L’annonce du classement de Saint-Émilion est toujours un événement, suscitant parfois la surprise, et d’autres fois le soulagement. Ce fut le cas en 2012, lorsque Bélair-Monange conserva son rang de Premier Grand Cru Classé.
Un résultat confirmant la bonne gestion du domaine par les Établissements Jean-Pierre Moueix (qui l’avaient acquis en 2008), et entérinant le choix d’agrandir le vignoble en le fusionnant avec les parcelles du tout proche Château Magdelaine.

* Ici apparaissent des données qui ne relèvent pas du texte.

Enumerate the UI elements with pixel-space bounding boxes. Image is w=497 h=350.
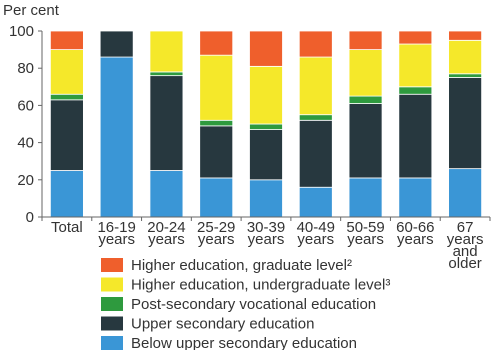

Pour accueillir et vinifier les récoltes de cette désormais vaste propriété, il fut d’ailleurs demandé à Herzog & de Meuron de construire un nouveau chai. Les architectes avaient carte blanche, et une seule contrainte : que leur projet rende hommage au calcaire local.
Un environnement inscrit au patrimoine mondial de l’Unesco
Avec 23 hectares en production, potentiellement 26, un nouveau chai était en effet indispensable. Et les contraintes nombreuses, car, outre la topographie du site, Saint-Émilion est inscrit au patrimoine mondial de l’Unesco.
Les architectes des Bâtiments de France ont étonnamment préconisé de construire sur le plateau, à proximité d’un bâtiment du XIXe siècle, plutôt qu’en contrebas.
De quoi guider les réflexions de Christian Moueix, président des Établissements Jean-Pierre Moueix et propriétaire de Bélair-Monange, comme il l’a précisé aux médias en 2023 : « Nous ne pouvions pas dépasser les six mètres de hauteur. Tout cela devait s’imbriquer harmonieusement dans le paysage. J’avais deux idées en tête : faire de ce chai un hommage au calcaire, ce sol emblématique du plateau sur lequel nous sommes situés ; et évoquer l’église monolithe de Saint-Émilion au niveau de l’allée centrale. »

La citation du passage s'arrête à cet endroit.